For years granite has held the lofty position of being the “go-to” material for countertops in both kitchens and bathrooms. There are a lot of reasons why higher-end kitchen and bath designer have favored granite. It’s beautiful. It’s durable. It lends a certain amount of class.
And each slab of granite is unique. Nobody else’s home will have exactly the same pattern as yours. It’s also pretty pricey. Are there alternative countertop ideas for your kitchen and bathroom?
The answer, of course, is yes. But before delving into some of the alternatives, it’s important to remember that not all kitchens and bathrooms are created equal. It’s important that you select a material that fits your lifestyle, your home style, and how the particular room in question will be used.
If you live in a more modest home, you may not want a huge granite slab in your kitchen. That’s particularly true if your kitchen is more country style, or informal. The same holds true for your bathroom. While you might want the luxurious look and feel of granite in your master bedroom, you might want something a little less showy in a guest bathroom or in a kid’s bathroom. So keep those things in mind as you review your choices.
If a granite slab is a bit of an overkill for your kitchen or bathroom, you might want to think about ceramic tile—or even granite tile. Both are considerably less expensive. Some people don't like all the seams (and grout work) in a larger surface area such as a kitchen counter. Tile is also more susceptible to breaking in a kitchen setting. It can be a good alternative in the bathroom—especially in a guest bath. It keeps costs down, but it could hurt resale value (especially in your master bath).

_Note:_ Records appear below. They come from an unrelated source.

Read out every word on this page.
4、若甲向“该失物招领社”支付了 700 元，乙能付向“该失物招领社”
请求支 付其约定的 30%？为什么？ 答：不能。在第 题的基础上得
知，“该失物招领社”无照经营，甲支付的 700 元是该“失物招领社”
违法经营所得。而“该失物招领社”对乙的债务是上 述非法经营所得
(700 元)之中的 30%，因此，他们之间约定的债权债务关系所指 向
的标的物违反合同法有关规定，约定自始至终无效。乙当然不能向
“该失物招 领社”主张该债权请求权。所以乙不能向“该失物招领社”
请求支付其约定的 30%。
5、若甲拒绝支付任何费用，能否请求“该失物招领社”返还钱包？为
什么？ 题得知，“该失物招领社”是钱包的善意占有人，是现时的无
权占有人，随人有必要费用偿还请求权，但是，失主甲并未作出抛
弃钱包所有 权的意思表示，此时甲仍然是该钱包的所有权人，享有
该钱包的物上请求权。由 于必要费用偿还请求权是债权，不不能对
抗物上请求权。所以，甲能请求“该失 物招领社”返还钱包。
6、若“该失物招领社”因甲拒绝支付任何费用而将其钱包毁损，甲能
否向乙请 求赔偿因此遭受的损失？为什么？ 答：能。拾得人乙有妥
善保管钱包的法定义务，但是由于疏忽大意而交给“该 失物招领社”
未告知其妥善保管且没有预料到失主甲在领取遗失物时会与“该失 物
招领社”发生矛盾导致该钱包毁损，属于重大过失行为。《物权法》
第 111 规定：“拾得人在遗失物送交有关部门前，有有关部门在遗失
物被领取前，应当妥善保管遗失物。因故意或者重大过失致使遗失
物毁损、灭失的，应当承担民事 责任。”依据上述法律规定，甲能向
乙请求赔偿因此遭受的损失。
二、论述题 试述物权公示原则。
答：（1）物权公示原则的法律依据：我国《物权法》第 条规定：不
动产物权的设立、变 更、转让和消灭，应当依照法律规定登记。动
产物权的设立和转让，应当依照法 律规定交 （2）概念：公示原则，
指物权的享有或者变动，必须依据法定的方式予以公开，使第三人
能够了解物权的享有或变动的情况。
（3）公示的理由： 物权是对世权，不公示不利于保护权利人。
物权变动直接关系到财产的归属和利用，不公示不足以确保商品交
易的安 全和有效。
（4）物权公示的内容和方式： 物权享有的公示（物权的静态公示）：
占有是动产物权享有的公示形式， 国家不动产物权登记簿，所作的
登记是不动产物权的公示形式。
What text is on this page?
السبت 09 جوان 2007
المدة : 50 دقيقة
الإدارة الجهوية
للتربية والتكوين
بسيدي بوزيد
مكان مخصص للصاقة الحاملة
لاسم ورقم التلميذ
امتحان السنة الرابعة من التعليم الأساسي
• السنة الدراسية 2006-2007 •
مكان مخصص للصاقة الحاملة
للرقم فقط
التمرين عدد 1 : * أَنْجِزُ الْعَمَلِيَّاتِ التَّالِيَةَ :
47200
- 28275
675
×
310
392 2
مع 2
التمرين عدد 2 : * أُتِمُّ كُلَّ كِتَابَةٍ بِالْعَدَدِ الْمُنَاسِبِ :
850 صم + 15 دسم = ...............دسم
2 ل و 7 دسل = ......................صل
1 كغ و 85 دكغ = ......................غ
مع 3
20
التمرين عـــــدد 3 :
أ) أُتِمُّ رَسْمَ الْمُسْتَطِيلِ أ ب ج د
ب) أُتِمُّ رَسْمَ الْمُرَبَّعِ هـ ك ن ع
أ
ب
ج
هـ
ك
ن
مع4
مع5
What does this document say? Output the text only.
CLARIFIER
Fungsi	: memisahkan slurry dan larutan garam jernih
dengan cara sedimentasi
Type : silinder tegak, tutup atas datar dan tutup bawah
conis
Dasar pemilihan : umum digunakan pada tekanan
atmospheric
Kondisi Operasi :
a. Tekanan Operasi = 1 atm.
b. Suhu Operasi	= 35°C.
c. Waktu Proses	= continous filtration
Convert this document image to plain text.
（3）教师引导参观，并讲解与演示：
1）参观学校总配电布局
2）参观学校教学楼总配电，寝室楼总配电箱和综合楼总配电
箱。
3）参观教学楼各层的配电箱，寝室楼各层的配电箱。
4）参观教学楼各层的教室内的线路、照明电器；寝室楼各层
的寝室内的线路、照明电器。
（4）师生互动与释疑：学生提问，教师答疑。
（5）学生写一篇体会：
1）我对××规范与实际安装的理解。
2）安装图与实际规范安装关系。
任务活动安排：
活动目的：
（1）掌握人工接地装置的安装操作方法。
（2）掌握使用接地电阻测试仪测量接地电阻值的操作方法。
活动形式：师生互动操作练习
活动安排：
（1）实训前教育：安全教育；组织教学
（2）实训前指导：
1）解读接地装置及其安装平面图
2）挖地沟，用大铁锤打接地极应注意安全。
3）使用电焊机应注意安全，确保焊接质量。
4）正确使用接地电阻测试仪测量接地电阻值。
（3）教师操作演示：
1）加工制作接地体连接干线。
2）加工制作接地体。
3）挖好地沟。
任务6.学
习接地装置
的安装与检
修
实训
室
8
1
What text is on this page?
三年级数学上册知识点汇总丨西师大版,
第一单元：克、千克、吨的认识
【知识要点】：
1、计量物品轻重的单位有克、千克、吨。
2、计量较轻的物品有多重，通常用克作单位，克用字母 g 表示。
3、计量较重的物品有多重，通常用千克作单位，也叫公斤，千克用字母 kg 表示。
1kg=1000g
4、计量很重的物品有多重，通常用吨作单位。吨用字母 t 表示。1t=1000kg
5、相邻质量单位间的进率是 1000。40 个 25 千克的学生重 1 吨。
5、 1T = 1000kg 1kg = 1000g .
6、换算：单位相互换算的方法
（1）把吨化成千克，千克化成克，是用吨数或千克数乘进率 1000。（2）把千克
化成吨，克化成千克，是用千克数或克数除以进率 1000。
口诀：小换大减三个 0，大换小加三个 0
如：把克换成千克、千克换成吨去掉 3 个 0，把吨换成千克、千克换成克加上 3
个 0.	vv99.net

For many homeowners, getting over laminate's reputation as a cheap (and frankly, not attractive) surface can be a big step. But manufacturers (such as Formica) have made huge strides in producing a laminate that is very durable and looks great. If you have a higher-end home, however, or want to dress up your kitchen and or bathroom, you might want to choose another option. Even though it may look fine, it still won't have the same look (or feel) as granite or other superior surfaces. On the other hand, if you have a guest bathroom that's seldom used it can be a great option. Or, if you own a rental property, you might want to go with a modern laminate material for the kitchen and the bathrooms.
Most homeowners know solid surfaces by names such as Corian or Silestone. These manmade materials are quite popular for bathroom counters. They’ve grown in popularity in kitchens as well. They deliver great functionality and have a clean stylish look that can work with both traditional and modern designs. One thing to keep in mind if you’re considering a solid surface counter is that these materials can scorch. A hot pan in the kitchen or a hot curling iron in the bathroom can damage the surface.
There is actually an alternative to conventional granite that you might want to consider for your bathroom. Modular granite is available in smaller sheets. The sections are larger than granite tiles. You’ll still have seams, but because the dimensions of a bathroom will generally be smaller than for a kitchen counter it’s not so noticeable. Like regular granite, however, it will need regular sealing.
For the first time, quartz appears to be outselling granite as a countertop material. The material is comprised of 90 percent organic quartz that is composited with color pigment and materials that bind everything together. It delivers a beautiful surface. One thing that separates quartz from granite is that the pattern is consistent throughout. For some, that's an advantage, while others like the distinctive "randomness" of granite. One advantage is that quartz is virtually maintenance-free. It's not cheap, however. The cost for quartz is often the same—or higher—than granite.
What’s the best choice for you? That depends on your personal taste, your lifestyle, how your countertops will be used, and your budget.